EVEN though a person is convicted of murdering his spouse, he is not necessarily an unfit parent, according to a 4-3 decision of the Illinois Supreme Court on December 1.

The Champaign County Circuit Court found Lonnie Abdullah to be an unfit father by reason of depravity after he was convicted of murdering his wife, Anna, the mother of their child. The Fourth District Appellate Court reversed this finding. In the case. In re Hannibal Abdulla a Minor (People V. Lonnie Abdulla a/k/a Yumba Lasumba), the appellate court said that a criminal conviction was not enough in itself to establish depravity, and the Supreme Court agreed with this decision.

The Supreme Court ordered a new trial for Abdullah to determine his fitness as a parent. Delivering the opinion of the court. Justice Thomas J. Moran said, "The trial court was mistaken as to the quantum of proof required to establish depravity by clear and convincing evidence." Moran pointed out that there was no factual basis on which to judge Abdullah's prior battery conviction and no reasoning presented for the extended sentence he received for the murder conviction.

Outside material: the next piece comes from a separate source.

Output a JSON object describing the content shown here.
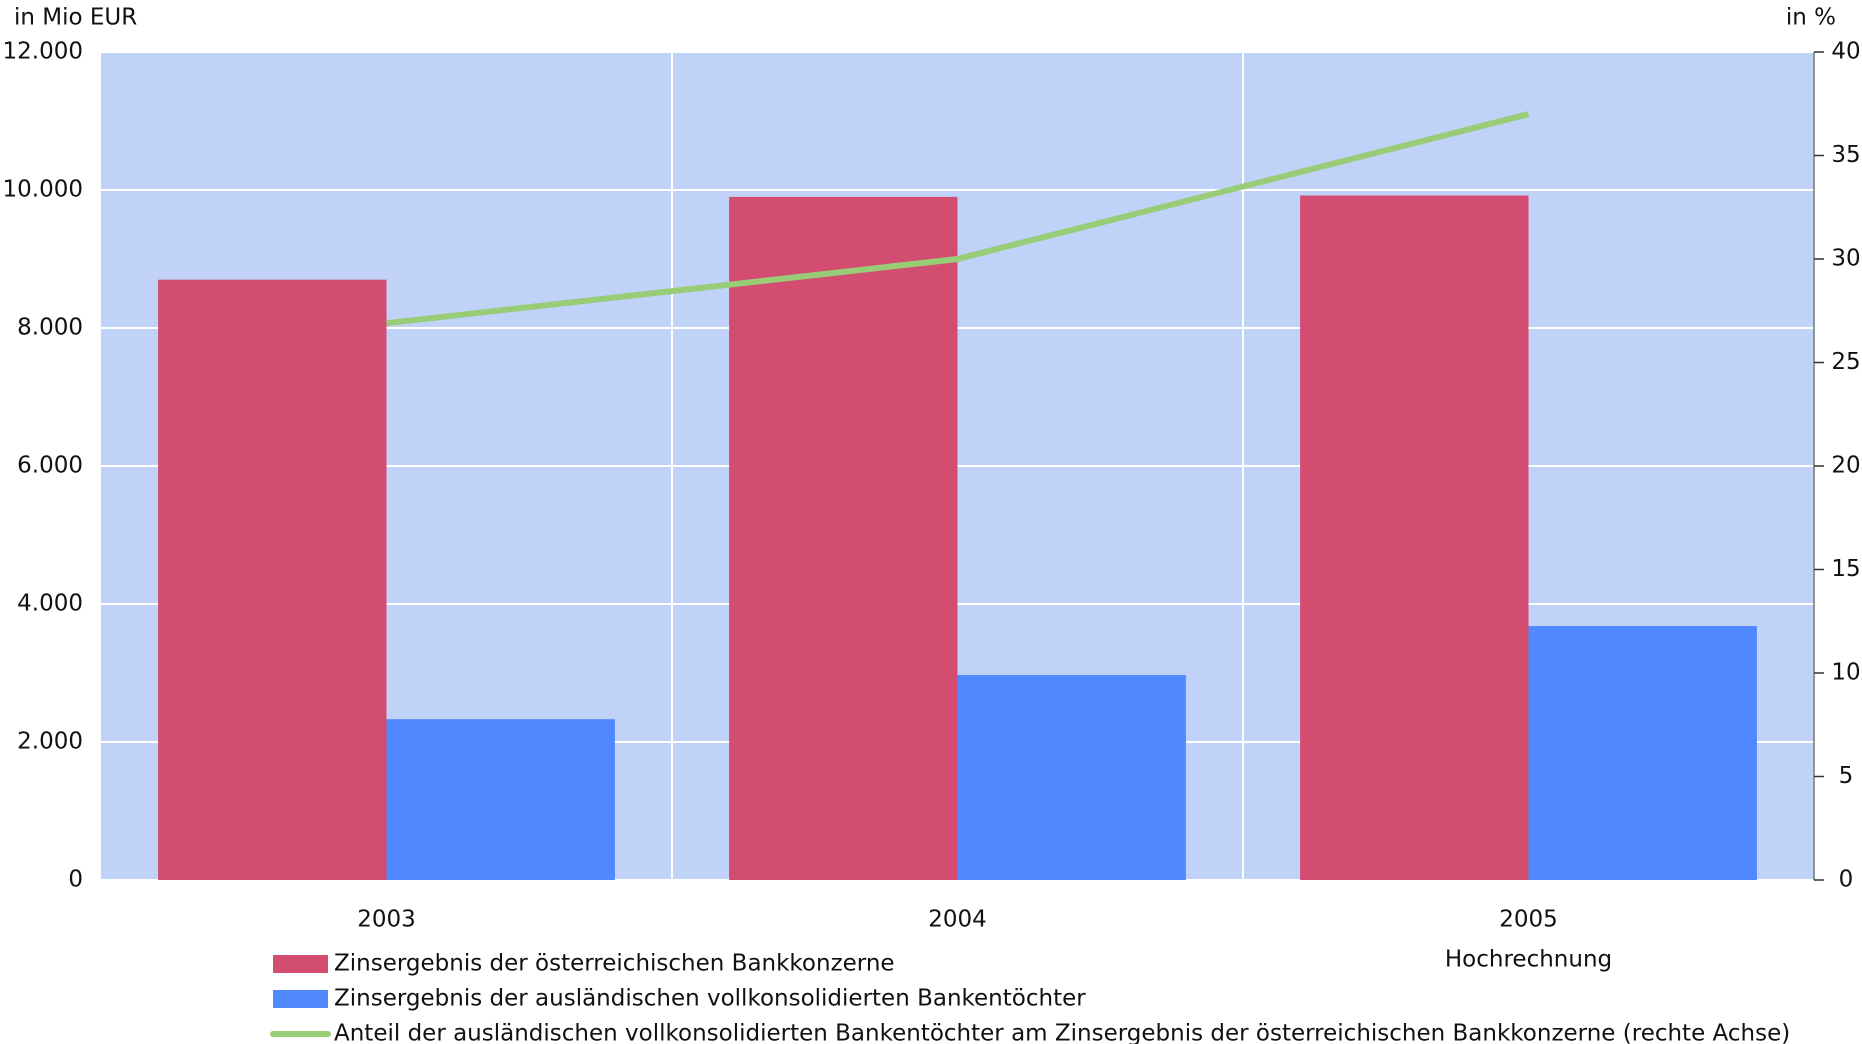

The dissenting justices, William G. Clark, Robert C. Underwood and Howard C. Ryan, held that "the facts which are of record are sufficient to establish depravity in a clear and convincing manner .... By murdering the child's mother, [Abdullah] has demonstrated his disregard for his child's best interest." Clark also compared this case to the recent Jarrett case, where a divorced mother lost custody of her children because she was living with her boyfriend. He said, "... cohabitation may justify losing custody of children, but the murder of one's wife, the mother of the child, will not."

If Abdullah were to be found unfit, his child could be placed for adoption by the Department of Children and Family Services.

Toy gun does not an armed robber make

A PLASTIC toy gun used to commit a robbery is not a "dangerous weapon," and its use constitutes simple robbery not armed robbery, the Illinois Supreme Court ruled December 1.

In the case, People v. Ricky Skelton, the high court upheld the Fifth District Appe! late Court's reversal of a Williamson County Circuit Court conviction of armed robbery against Ricky Skelton, with the direction to enter a judgment of guilty of robbery. Skelton was convicted of using a plastic toy revolver to rob a store near Marion in 1978.

Noting that Illinois law makes a distinction between robbery and armed robbery, Justice Robert C. Underwood, delivering the high court's opinion, said that a "dangerous weapon" must be used in the act to constitute armed robbery. He pointed out that even if the object is not "deadly per se [it] may still be a dangerous weapon because of its capacity to inflict serious harm even though not designed for that purpose, as in the case of a baseball bat."

The four-and-a-half-inch-long plastic toy gun used in the robbery was made mostly of hard plastic but with a thin, tin-like metal cylinder. . . it is harmless," Underwood said. "It simply is not, in our opinion, the type of weapon which can be used to cause the additional violence and harm which the greater penalty attached to armed robbery was designed to deter."